Mametto: Tentar cativar público pela rádio 'é um erro que se comete muito na Bahia'

Por Francis Juliano, José Marques e Marília Moreira

Mametto: Tentar cativar público pela rádio 'é um erro que se comete muito na Bahia'

Bahia Notícias – Vocês fizeram recentemente um show em homenagem aos 70 anos de Clara Nunes, não foi?
 
Ana Mametto – Foi sim. Clara foi uma realização pessoal de nós dois que somos apaixonados por ela. Fizemos esse tributo e estamos recebendo convites para levar ele para as principais capitais do Brasil, junto com Vagner Fernandes, que foi o escritor da biografia dela. Foi uma maravilha, porque só foram dois dias, aí ficou aquele gostinho de “não acredito, acabou”. Estão começando a surgirem propostas para que a gente leve esse projeto para outros lugares. Mas é paralelo ao nosso trabalho. Clara é uma coisa à parte.
 
BN – Mas já existe algo programado nesse formato?
 
AM – Tem sim, em outubro. Uma festa para empresa, fechada. 
 
BN – Como é o formato do show? Tem uma parte de conversa também, não é?
 
AM – Eu fui convidada para fazer um show intimista no Teatro Jorge Amado, de comemoração do aniversário do espaço. Aí eu dei a ideia de fazer o show de Clara porque a gente já tinha idealizado há algum tempo. No carnaval a gente fez uma homenagem a ela no [bloco] Alerta Geral e eles amaram a ideia porque Vagner Fernandes é muito amigo da assessoria do teatro. Juntamos os dois momentos culturais, a vida e a música. Aí ele abria o show contando um pouco da trajetória dele no livro, abrindo perguntas ao público, ele tirava essas dúvidas e na sequencia a gente entrava com a parte musical, que foi tocada de uma forma extremamente diferente, que Yacoce [Simões] fez a direção e a gente tocou Clara da forma que a gente enxergava ela. De uma forma mais moderna.
 
BN – E quanto tempo levou para essa concepção de trabalho virar um show?
 
AM – Foi muito rápida. Porque já existia isso, era um trabalho que a gente estava para fazer.  Sempre teve isso no show da Mametto. A pesquisa de repertório é muito delicada. A gente procura não só fazer o público se divertir, dançar, curtir, como sair também com um pouco de cultura, de música de boa qualidade. Então a gente passeia pelo universo de vários compositores brasileiros: Chico [Buarque], Cartola, Clara Nunes – que não era compositora, mas gravou grandes clássicos de Paulo César Pinheiro... fizemos essa pesquisa da Música Popular Brasileira e Clara sempre esteve presente no repertório. 
 
BN – Mas quando se grava sucessos de cantoras do naipe de Elis Regina, Clara Nunes, sempre cai no risco de comparações.
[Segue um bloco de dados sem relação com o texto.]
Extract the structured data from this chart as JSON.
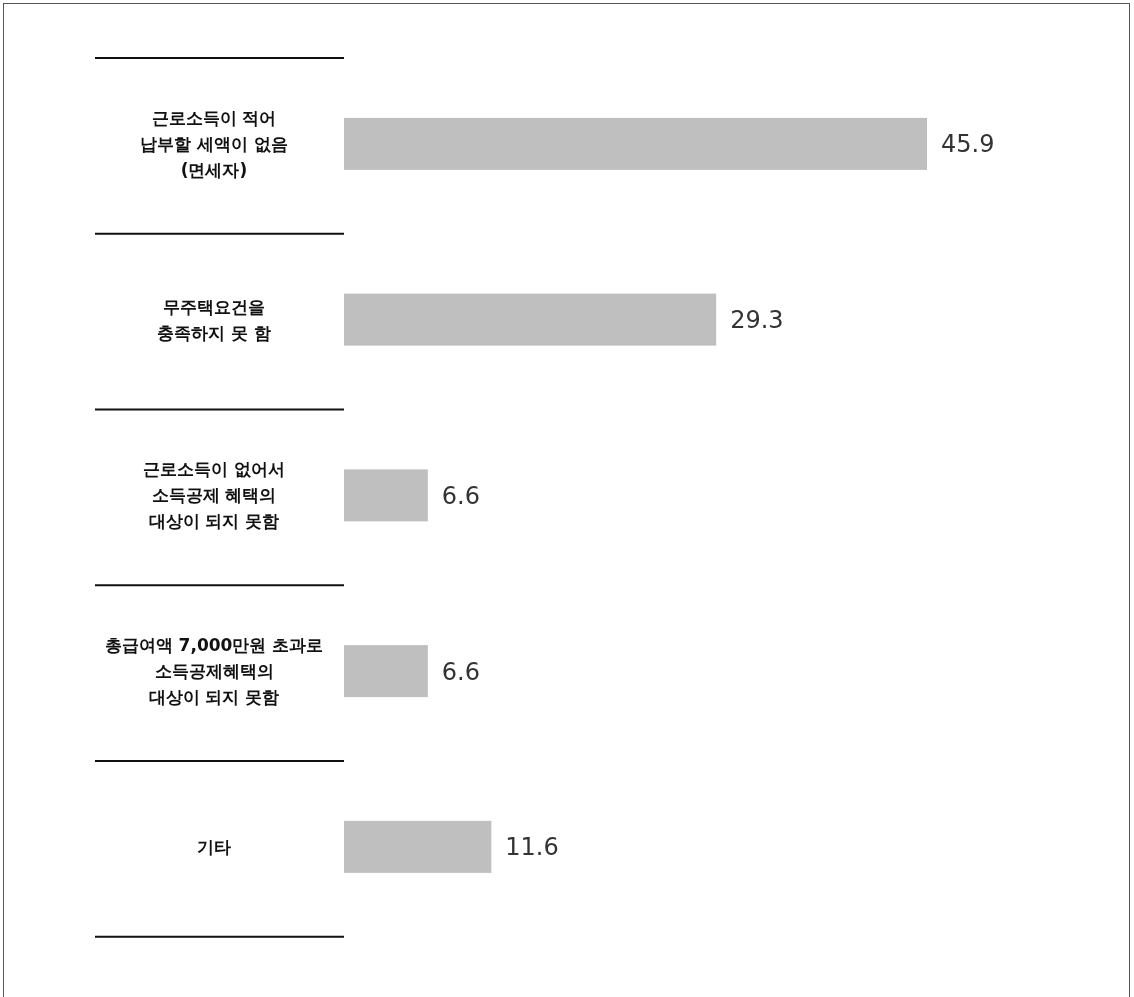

Qual o diferencial da sua gravação?
 
AM – Eu vou falar o que eu ouvi das pessoas no final do show: “me emocionei por ouvir Clara cantada por outra pessoa, de forma diferente”. Eu não fiz cover. Fiz uma homenagem. Quem conhece o trabalho da Mametto observa como é pulsante o nosso som. Como é misturado. A gente usa muito os elementos da Bahia, que são incríveis, que o mundo inteiro copia, o mundo inteiro idolatra nossa batida, nossa percussão, a beleza da nossa música afro. Então a gente pega esses ritmos que são nossos e mesclamos com música popular do mundo inteiro, do flamenco ao rock and roll. Tinha elementos de rock no show. Imagina, cantar Clara Nunes com uma pegada de rock? A gente conseguiu fazer isso. 
 
BN – Pessoalmente, qual a sua identificação maior com Clara Nunes?
 
AM – É essa busca de um lugar ao sol. Ela não queria ser famosa, ela queria ser uma artista que fosse respeitada por todos, pela música dela, pela força do canto. A busca de Clara não era ser aquela mulher linda, que todo mundo sabia que ela era desejada, e só isso. Ela queria mostrar  que o conteúdo que ela tinha que era muito grande. 
 
BN – Você circula também pela religiosidade afro?
 
AM - Eu namoro muito com a umbanda. Na verdade eu acho a umbanda uma religião muito gostosa, muito bonita. Na verdade, eu creio em Deus, tenho fé. Tudo que é voltado para o bem, para a tranquilidade, para a harmonia eu estou lendo, eu estou pesquisando.
 
 
BN – Você acha que essa “nova música baiana” que vocês estão fazendo, com Magary Lord e Jau traz qualidade ao cenário local?
 
AM – A música baiana tem as suas qualidades. As pessoas comentam sobre o momento atual que o arrocha e o pagode estão dominando as paradas e isso é uma prova de que a gente está mudando. Você vê como o baiano é criativo, não é? Daqui a pouco aparece algo novo. Apareceu agora o arrocha universitário. Aquilo é maravilhoso. As pessoas dançando, se manifestando. Essa mudança ajuda a mim, a Magary, a Jau, a mostrar que o novo está aí. Sempre vem. Saulo [Fernandes, do Eva] estava com uma camisa lindíssima no Festival de Verão, escrita “A nova música da Bahia”, e estava lá Magary, Mametto, Jau, Mariene de Castro...
 
BN – Mas vocês acham que a música que vocês fazem pode repercutir fora da Bahia? Comenta-se muito que Jau chegou a ter uma repercussão nacional, mas nunca conseguiu realmente estourar fora da Bahia. 
 
AM – Eu acho. Eu acho, porque vou repetir, porque tem gente demais no mundo. Tem gente que ama Ivete Sangalo, tem gente que ama Daniela Mercury, tem gente que ama Carlinhos Brown e tem gente que ama Mametto, Magary, Jau. Não tem essa história de que não vai ser assim, vai...
 
Yacoce Simões – E a internet permite isso.
 
BN – E os clipes que vocês têm produzido, ajudam na repercussão do trabalho?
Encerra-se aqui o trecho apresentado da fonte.